The following is MEMRI’s translation of the article from the original Arabic:

“I was very disturbed to hear and read about all those who enthusiastically encouraged our brethren in the West Bank and in East Jerusalem, [calling them] ‘the beating heart of the West Bank’ – for all of us together constitute a single beating heart, the heart of Palestine, the motherland, which is our foremost cause and our only pain today.

“I was overjoyed to see my young daughter shed tears as she held her new mobile phone and used the most advanced technology to watch a video about one of the martyrs [who died recently] in the Al-Aqsa events. The camera panned around, [showing] his home and his personal belongings. My daughter, still choked up with tears, suddenly sprang from the couch, as though bitten, and shouted: ‘Mother, I want to sacrifice my life! I want to carry out a martyrdom operation and kill some Israeli soldiers.’

“More than filling me with fear, my young daughter’s words filled me with joy, since I could see myself during the Intifada of the Stones [the first intifada, which erupted in 1987]. I was 17 [at the time], namely two years older than my daughter [is today], but I was filled with the same youthful and fervent fighting spirit stemming from love for Palestine. We used to leave school to cheer for Palestine and chant the one and only slogan: ‘In spirit and blood we shall redeem you, Palestine.’

“We did not carry flags or signs bearing slogans, because the soldiers would chase us and seize any flag or sign we carried, and would arrest us and impose heavy fines on our families. Most of us were girls from middle-class families, and our fathers were unable to pay the arbitrary fines they imposed. Despite this, our voices rang out; the Palestinian cause was staunchly upheld; and our rage pierced the air and reached the skies as we called out ‘Palestine! All of Palestine!’

“My daughter made me glad. Hugging her, I said: ‘Long live those past [glorious] days.’ She used to jokingly rebuke me for being old-fashioned. She still thinks so, but my daughter and I have something huge in common: both of us [are willing] to give our lives for Palestine.

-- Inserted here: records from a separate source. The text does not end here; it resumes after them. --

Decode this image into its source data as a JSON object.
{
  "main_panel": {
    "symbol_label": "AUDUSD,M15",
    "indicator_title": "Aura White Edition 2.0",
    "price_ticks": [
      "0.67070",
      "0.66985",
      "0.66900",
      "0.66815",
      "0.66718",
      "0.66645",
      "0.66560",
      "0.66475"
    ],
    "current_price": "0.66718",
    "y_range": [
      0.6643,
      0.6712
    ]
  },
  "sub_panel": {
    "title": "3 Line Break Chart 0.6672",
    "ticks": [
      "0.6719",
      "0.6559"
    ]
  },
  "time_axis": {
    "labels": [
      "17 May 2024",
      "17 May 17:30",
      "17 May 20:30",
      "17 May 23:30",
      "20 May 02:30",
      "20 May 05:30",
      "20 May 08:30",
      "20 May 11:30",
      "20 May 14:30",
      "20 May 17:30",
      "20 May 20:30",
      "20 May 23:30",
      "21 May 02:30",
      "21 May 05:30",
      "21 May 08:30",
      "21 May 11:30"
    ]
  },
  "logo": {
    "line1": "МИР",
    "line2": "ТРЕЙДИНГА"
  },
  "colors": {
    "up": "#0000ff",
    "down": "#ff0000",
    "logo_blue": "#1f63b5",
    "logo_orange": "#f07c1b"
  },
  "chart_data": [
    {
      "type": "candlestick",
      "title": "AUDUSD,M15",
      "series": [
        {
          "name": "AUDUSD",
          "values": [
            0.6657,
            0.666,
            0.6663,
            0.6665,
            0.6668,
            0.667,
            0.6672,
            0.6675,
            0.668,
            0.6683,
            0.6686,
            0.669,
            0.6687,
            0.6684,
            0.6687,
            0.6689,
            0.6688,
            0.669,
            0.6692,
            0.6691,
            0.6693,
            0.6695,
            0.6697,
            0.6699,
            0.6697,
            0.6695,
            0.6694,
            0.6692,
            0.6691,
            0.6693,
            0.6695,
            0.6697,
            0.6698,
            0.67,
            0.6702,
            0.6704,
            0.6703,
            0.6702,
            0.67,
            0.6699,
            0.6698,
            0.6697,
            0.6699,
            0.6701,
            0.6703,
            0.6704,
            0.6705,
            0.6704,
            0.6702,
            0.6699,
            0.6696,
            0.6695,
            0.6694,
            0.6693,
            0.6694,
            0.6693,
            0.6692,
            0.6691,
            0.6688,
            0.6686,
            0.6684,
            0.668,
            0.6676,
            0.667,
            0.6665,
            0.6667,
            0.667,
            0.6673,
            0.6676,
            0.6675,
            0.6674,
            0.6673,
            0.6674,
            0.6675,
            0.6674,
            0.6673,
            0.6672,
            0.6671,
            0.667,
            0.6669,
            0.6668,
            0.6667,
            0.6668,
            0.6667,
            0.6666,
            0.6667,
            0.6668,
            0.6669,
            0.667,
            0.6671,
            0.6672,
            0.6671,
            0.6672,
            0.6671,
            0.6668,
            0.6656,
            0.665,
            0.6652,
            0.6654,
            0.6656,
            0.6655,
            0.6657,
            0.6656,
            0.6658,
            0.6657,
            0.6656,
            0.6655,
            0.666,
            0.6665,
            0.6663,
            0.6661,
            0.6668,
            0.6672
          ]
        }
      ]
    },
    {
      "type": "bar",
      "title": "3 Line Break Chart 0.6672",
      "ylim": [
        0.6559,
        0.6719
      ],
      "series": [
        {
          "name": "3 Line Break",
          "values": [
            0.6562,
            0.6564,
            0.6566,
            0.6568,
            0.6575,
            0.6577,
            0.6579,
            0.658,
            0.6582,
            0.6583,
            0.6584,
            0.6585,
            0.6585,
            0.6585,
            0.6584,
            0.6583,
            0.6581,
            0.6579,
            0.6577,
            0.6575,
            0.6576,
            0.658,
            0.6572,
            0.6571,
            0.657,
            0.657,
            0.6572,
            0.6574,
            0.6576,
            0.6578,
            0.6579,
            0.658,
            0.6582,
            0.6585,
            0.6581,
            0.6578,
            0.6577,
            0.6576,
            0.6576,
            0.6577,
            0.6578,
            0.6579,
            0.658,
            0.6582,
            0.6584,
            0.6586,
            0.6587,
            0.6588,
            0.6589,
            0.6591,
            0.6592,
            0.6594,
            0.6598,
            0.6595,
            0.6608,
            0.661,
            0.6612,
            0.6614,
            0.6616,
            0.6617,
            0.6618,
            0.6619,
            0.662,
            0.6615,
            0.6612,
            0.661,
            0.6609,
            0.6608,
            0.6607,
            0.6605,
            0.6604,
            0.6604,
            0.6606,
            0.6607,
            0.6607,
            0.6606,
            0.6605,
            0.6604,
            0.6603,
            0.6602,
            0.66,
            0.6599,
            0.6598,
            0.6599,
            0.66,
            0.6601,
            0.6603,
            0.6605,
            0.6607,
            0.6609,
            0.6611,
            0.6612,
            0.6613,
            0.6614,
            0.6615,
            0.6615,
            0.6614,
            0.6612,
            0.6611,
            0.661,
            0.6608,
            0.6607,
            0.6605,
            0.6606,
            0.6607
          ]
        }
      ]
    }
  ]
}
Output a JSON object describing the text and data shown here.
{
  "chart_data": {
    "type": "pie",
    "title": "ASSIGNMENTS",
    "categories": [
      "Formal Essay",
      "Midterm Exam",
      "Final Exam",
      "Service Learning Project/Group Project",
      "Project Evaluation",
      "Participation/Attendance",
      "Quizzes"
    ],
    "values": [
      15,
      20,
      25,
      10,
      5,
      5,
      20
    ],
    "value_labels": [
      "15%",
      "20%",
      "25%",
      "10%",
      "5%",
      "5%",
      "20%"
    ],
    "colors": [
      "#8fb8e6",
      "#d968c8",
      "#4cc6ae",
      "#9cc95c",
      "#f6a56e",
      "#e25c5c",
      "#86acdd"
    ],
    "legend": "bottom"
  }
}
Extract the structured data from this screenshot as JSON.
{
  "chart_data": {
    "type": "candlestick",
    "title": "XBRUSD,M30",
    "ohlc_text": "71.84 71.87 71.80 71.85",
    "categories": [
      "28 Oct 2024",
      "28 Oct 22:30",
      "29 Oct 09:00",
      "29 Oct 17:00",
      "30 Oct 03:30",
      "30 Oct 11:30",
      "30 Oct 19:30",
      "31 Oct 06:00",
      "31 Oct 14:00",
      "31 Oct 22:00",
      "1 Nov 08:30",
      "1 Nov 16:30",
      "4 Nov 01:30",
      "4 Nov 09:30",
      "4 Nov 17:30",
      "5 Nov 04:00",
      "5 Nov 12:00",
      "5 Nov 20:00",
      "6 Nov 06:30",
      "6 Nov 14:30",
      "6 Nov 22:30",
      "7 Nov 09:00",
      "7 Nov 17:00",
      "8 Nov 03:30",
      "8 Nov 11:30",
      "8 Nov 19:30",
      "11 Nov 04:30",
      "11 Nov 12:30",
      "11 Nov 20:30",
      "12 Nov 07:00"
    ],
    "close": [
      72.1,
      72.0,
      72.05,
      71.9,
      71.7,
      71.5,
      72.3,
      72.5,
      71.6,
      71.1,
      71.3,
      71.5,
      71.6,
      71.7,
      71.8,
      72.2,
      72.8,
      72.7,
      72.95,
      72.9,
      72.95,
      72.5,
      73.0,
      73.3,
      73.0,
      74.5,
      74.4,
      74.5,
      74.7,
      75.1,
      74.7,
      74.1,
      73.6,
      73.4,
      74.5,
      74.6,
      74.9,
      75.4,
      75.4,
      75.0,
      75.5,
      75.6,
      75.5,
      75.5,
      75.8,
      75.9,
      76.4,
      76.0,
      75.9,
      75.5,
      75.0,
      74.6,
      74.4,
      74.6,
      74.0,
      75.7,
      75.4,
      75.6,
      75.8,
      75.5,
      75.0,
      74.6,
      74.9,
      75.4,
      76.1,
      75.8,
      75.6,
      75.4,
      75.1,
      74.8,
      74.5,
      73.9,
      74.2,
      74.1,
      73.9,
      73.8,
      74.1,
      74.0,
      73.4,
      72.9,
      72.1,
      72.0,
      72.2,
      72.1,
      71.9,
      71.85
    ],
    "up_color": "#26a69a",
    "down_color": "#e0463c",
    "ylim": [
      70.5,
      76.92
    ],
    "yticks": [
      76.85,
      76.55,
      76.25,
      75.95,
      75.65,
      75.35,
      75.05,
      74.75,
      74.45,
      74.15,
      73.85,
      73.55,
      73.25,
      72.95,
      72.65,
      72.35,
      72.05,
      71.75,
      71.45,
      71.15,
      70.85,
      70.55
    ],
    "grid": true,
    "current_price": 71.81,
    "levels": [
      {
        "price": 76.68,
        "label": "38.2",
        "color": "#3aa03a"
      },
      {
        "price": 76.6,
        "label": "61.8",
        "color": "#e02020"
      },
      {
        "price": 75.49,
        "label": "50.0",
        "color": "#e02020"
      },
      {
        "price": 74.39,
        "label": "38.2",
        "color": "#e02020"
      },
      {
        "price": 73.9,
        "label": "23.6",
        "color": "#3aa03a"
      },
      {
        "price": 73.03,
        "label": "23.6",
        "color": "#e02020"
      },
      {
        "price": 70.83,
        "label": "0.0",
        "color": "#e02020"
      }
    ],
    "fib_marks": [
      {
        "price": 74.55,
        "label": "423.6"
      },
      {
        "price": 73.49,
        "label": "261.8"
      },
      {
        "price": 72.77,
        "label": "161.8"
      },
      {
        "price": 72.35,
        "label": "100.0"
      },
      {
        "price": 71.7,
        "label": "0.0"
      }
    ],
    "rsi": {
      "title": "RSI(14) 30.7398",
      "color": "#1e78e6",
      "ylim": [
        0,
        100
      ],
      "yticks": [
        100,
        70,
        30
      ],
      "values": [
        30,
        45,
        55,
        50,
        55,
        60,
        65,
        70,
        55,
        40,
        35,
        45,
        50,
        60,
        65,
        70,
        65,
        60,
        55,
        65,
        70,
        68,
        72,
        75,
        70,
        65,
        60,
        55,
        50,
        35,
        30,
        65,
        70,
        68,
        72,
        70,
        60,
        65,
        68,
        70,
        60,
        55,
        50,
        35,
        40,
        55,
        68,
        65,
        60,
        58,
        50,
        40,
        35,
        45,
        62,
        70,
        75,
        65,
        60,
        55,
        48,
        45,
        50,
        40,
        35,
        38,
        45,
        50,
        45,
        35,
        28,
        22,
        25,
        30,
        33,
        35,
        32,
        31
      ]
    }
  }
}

“My daughter decorated her phone with all the pictures she could find of the freedom martyrs killed in recent days. She was happy to inform me that a father in Gaza had named his newborn son after Muhannad Al-Halabi, in honor and in memory of that martyr who was killed in Jerusalem. This has always been the custom in Gaza, and it will continue to be the custom, for we [Gazans] share the sentiment of our brethren in the rest of Palestine, and our demand is one. It is far removed from political infighting and from those who are trying to divide the homeland into [several] small states.

“You made me very happy, my young daughter, when you stopped watching Korean [TV] series and started avidly following the news about the popular uprising in the other part of the homeland [i.e., in the West Bank]. You made me very happy when you felt as though you lived in Jerusalem, in Nablus or in Ramallah. You made me happy when you asked about each of these cities. When I told you about [them] – especially about Nablus, where I went to the university – I felt as though I was telling you about Gaza and its people, its streets and its refugee camps.”